Sewell used silk panels in Your Move for video projections of the original dance gestures. “Sometimes the video would happen before we would enact the dance, and sometimes it was simultaneous,” Sewell says. “I would definitely include video again—it was great to have a kind of call-and-response effect between the video and live dance.” Sewell is also enthusiastic about scouting for location-specific moves, like at grocery stores or the beach—or even partnering with local celebs, such as the Minneapolis Timberwolves basketball team and Mayor R.T. Rybak. “I was surprised how delighted people were by the project,” Sewell says. “It was a chance for them to have fun and be silly.” Meagher is also eager to see what another web ballet might spawn. “It would be fascinating if we added video components—and I’d love for people to submit original music,” he says.
Both Meagher and Sewell expressed how their respective crowdsourced projects contributed to demystifying the world of dance. “Ballet is mysterious to a lot of people, and doing this project ended up connecting people emotionally to the work in ways I don’t think the audience or I expected,” comments Sewell. For Meagher, the web ballet “allowed people to get an inside look at how we put a dance together and opened up a whole new level of communication. If we want people to become attached to the art, then what could be better than having them be a part of the process?”

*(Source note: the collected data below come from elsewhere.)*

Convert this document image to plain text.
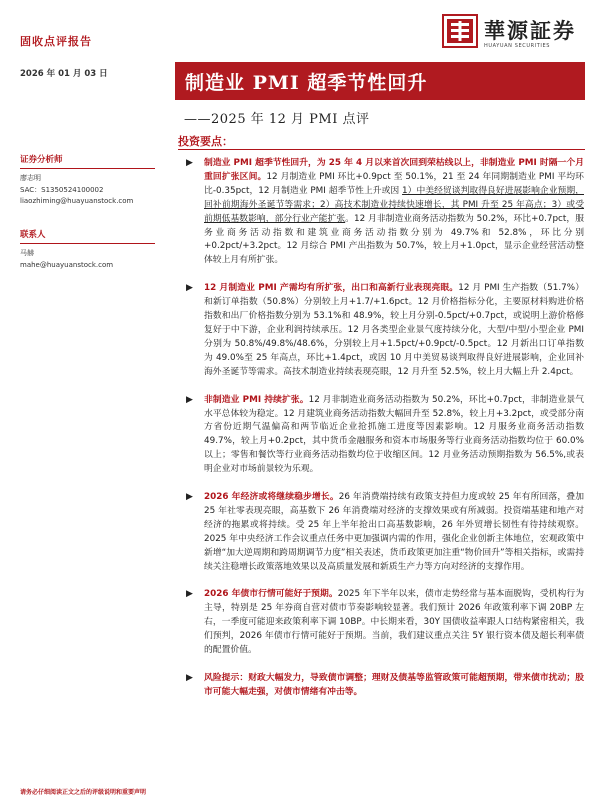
固收点评报告
2026 年 01 月 03 日
華源証券
HUAYUAN SECURITIES
制造业 PMI 超季节性回升
——2025 年 12 月 PMI 点评
投资要点：
证券分析师
廖志明
SAC：S1350524100002
liaozhiming@huayuanstock.com
联系人
马赫
mahe@huayuanstock.com
▶ 制造业 PMI 超季节性回升，为 25 年 4 月以来首次回到荣枯线以上，非制造业 PMI 时隔一个月重回扩张区间。12 月制造业 PMI 环比+0.9pct 至 50.1%，21 至 24 年同期制造业 PMI 平均环比-0.35pct，12 月制造业 PMI 超季节性上升或因 1）中美经贸谈判取得良好进展影响企业预期，回补前期海外圣诞节等需求；2）高技术制造业持续快速增长，其 PMI 升至 25 年高点；3）或受前期低基数影响，部分行业产能扩张。12 月非制造业商务活动指数为 50.2%，环比+0.7pct，服务业商务活动指数和建筑业商务活动指数分别为 49.7%和 52.8%，环比分别+0.2pct/+3.2pct。12 月综合 PMI 产出指数为 50.7%，较上月+1.0pct，显示企业经营活动整体较上月有所扩张。
▶ 12 月制造业 PMI 产需均有所扩张，出口和高新行业表现亮眼。12 月 PMI 生产指数（51.7%）和新订单指数（50.8%）分别较上月+1.7/+1.6pct。12 月价格指标分化，主要原材料购进价格指数和出厂价格指数分别为 53.1%和 48.9%，较上月分别-0.5pct/+0.7pct，或说明上游价格修复好于中下游，企业利润持续承压。12 月各类型企业景气度持续分化，大型/中型/小型企业 PMI 分别为 50.8%/49.8%/48.6%，分别较上月+1.5pct/+0.9pct/-0.5pct。12 月新出口订单指数为 49.0%至 25 年高点，环比+1.4pct，或因 10 月中美贸易谈判取得良好进展影响，企业回补海外圣诞节等需求。高技术制造业持续表现亮眼，12 月升至 52.5%，较上月大幅上升 2.4pct。
▶ 非制造业 PMI 持续扩张。12 月非制造业商务活动指数为 50.2%，环比+0.7pct，非制造业景气水平总体较为稳定。12 月建筑业商务活动指数大幅回升至 52.8%，较上月+3.2pct，或受部分南方省份近期气温偏高和两节临近企业抢抓施工进度等因素影响。12 月服务业商务活动指数 49.7%，较上月+0.2pct，其中货币金融服务和资本市场服务等行业商务活动指数均位于 60.0%以上；零售和餐饮等行业商务活动指数均位于收缩区间。12 月业务活动预期指数为 56.5%,或表明企业对市场前景较为乐观。
▶ 2026 年经济或将继续稳步增长。26 年消费端持续有政策支持但力度或较 25 年有所回落，叠加 25 年社零表现亮眼，高基数下 26 年消费端对经济的支撑效果或有所减弱。投资端基建和地产对经济的拖累或将持续。受 25 年上半年抢出口高基数影响，26 年外贸增长韧性有待持续观察。2025 年中央经济工作会议重点任务中更加强调内需的作用，强化企业创新主体地位，宏观政策中新增“加大逆周期和跨周期调节力度”相关表述，货币政策更加注重“物价回升”等相关指标，或需持续关注稳增长政策落地效果以及高质量发展和新质生产力等方向对经济的支撑作用。
▶ 2026 年债市行情可能好于预期。2025 年下半年以来，债市走势经常与基本面脱钩，受机构行为主导，特别是 25 年券商自营对债市节奏影响较显著。我们预计 2026 年政策利率下调 20BP 左右，一季度可能迎来政策利率下调 10BP。中长期来看，30Y 国债收益率跟人口结构紧密相关，我们预判，2026 年债市行情可能好于预期。当前，我们建议重点关注 5Y 银行资本债及超长利率债的配置价值。
▶ 风险提示：财政大幅发力，导致债市调整；理财及债基等监管政策可能超预期，带来债市扰动；股市可能大幅走强，对债市情绪有冲击等。
请务必仔细阅读正文之后的评级说明和重要声明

But does drawing from the crowd dilute the artistry? “Just because a move is cool doesn’t mean you necessarily end up using it,” says Sewell. “People have been making ballet with the same steps for many years. Sourcing from people was enriching. And the 25 percent that I created was essential for shaping the dance and giving it an emotional arc.” Meagher drives home a point about art and democracy. “Shakespeare didn’t create his plays to be enjoyed by just the royalty and wealthy. They were done for the average person. When did we lose that ideal?”